Hommage à André Bergeron L’indépendance comme principe, le progrès social comme combat

, par udfo90

Homme de bon sens, père tranquille du syndicalisme, artisan du compromis, André Bergeron restera sans doute, pour beaucoup, le syndicaliste incarnant le mieux la construction et la consolidation d’acquis sociaux collectifs.

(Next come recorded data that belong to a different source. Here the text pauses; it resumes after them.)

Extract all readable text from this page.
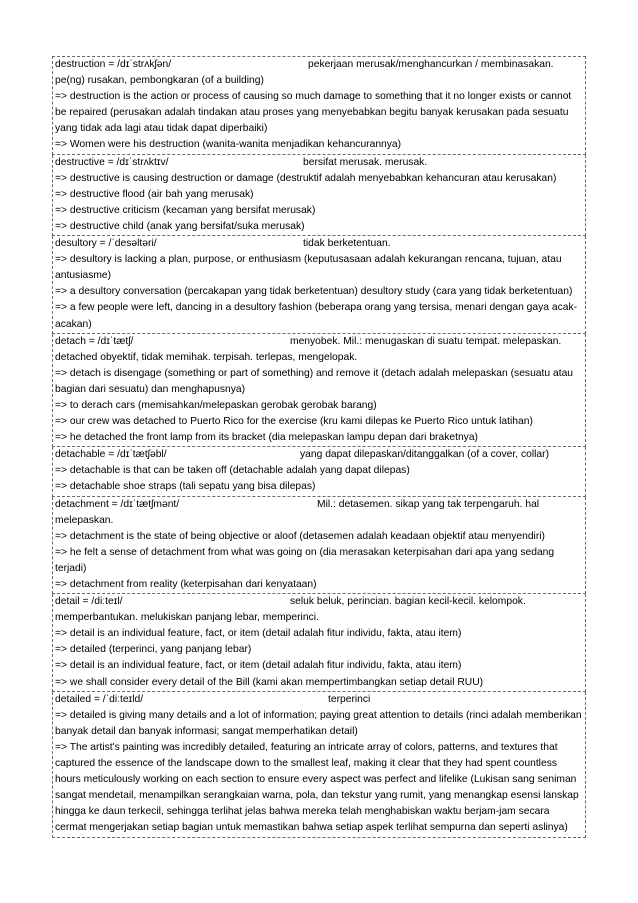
destruction = /dɪˈstrʌkʃən/	pekerjaan merusak/menghancurkan / membinasakan.
pe(ng) rusakan, pembongkaran (of a building)
=> destruction is the action or process of causing so much damage to something that it no longer exists or cannot be repaired (perusakan adalah tindakan atau proses yang menyebabkan begitu banyak kerusakan pada sesuatu yang tidak ada lagi atau tidak dapat diperbaiki)
=> Women were his destruction (wanita-wanita menjadikan kehancurannya)
destructive = /dɪˈstrʌktɪv/	bersifat merusak. merusak.
=> destructive is causing destruction or damage (destruktif adalah menyebabkan kehancuran atau kerusakan)
=> destructive flood (air bah yang merusak)
=> destructive criticism (kecaman yang bersifat merusak)
=> destructive child (anak yang bersifat/suka merusak)
desultory = /ˈdesəltəri/	tidak berketentuan.
=> desultory is lacking a plan, purpose, or enthusiasm (keputusasaan adalah kekurangan rencana, tujuan, atau antusiasme)
=> a desultory conversation (percakapan yang tidak berketentuan) desultory study (cara yang tidak berketentuan)
=> a few people were left, dancing in a desultory fashion (beberapa orang yang tersisa, menari dengan gaya acak-acakan)
detach = /dɪˈtætʃ/	menyobek. Mil.: menugaskan di suatu tempat. melepaskan.
detached obyektif, tidak memihak. terpisah. terlepas, mengelopak.
=> detach is disengage (something or part of something) and remove it (detach adalah melepaskan (sesuatu atau bagian dari sesuatu) dan menghapusnya)
=> to derach cars (memisahkan/melepaskan gerobak gerobak barang)
=> our crew was detached to Puerto Rico for the exercise (kru kami dilepas ke Puerto Rico untuk latihan)
=> he detached the front lamp from its bracket (dia melepaskan lampu depan dari braketnya)
detachable = /dɪˈtætʃəbl/	yang dapat dilepaskan/ditanggalkan (of a cover, collar)
=> detachable is that can be taken off (detachable adalah yang dapat dilepas)
=> detachable shoe straps (tali sepatu yang bisa dilepas)
detachment = /dɪˈtætʃmənt/	Mil.: detasemen. sikap yang tak terpengaruh. hal
melepaskan.
=> detachment is the state of being objective or aloof (detasemen adalah keadaan objektif atau menyendiri)
=> he felt a sense of detachment from what was going on (dia merasakan keterpisahan dari apa yang sedang terjadi)
=> detachment from reality (keterpisahan dari kenyataan)
detail = /diːteɪl/	seluk beluk, perincian. bagian kecil-kecil. kelompok.
memperbantukan. melukiskan panjang lebar, memperinci.
=> detail is an individual feature, fact, or item (detail adalah fitur individu, fakta, atau item)
=> detailed (terperinci, yang panjang lebar)
=> detail is an individual feature, fact, or item (detail adalah fitur individu, fakta, atau item)
=> we shall consider every detail of the Bill (kami akan mempertimbangkan setiap detail RUU)
detailed = /ˈdiːteɪld/	terperinci
=> detailed is giving many details and a lot of information; paying great attention to details (rinci adalah memberikan banyak detail dan banyak informasi; sangat memperhatikan detail)
=> The artist's painting was incredibly detailed, featuring an intricate array of colors, patterns, and textures that captured the essence of the landscape down to the smallest leaf, making it clear that they had spent countless hours meticulously working on each section to ensure every aspect was perfect and lifelike (Lukisan sang seniman sangat mendetail, menampilkan serangkaian warna, pola, dan tekstur yang rumit, yang menangkap esensi lanskap hingga ke daun terkecil, sehingga terlihat jelas bahwa mereka telah menghabiskan waktu berjam-jam secara cermat mengerjakan setiap bagian untuk memastikan bahwa setiap aspek terlihat sempurna dan seperti aslinya)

De l’Assurance chômage au Smig

Entré au bureau confédéral de la CGT-FO en 1956, le secrétaire général d’alors étant Robert Bothereau, André Bergeron prit une part déterminante aux discussions puis aux négociations qui allaient aboutir, le 31 décembre 1958, à l’accord fondateur de l’Unedic et des Assedic, donnant ainsi naissance à l’Assurance chômage. Le système, financé par les cotisations des salariés et des entreprises, était fondé sur la base d’une association gérée paritairement par les syndicats de salariés et les organisations d’employeurs. André Bergeron racontait qu’après son élection à la présidence de l’Unedic, il était allé voir Georges Pompidou pour lui expliquer qu’avait été retenue pour hypothèse de travail 400 000 chômeurs, étant donné que lors de la Grande Dépression des années 1930 on n’en avait jamais indemnisé davantage. Le président de la République lui avait alors répondu : « Vous savez, si par malheur nous en venions là – 400 000 chômeurs –, l’opinion ne le supporterait pas. »

En 1968, André Bergeron, alors Secrétaire général de Force Ouvrière depuis 1963, conduisait bien sûr la délégation FO lors des négociations qui allaient aboutir aux accords de Grenelle. Ces accords portaient en particulier sur le Smig (Salaire minimum interprofessionnel garanti), devenu depuis le Smic (Salaire minimum interprofessionnel de croissance). FO avait alors obtenu que celui-ci soit porté à 3 francs [1] l’heure (soit 40 % d’augmentation), alors que la CGT et le gouvernement, représenté par Jacques Chirac, s’étaient entendus sur 2,70 francs ! FO se félicitait aussi que les abattements de zone aient été supprimés.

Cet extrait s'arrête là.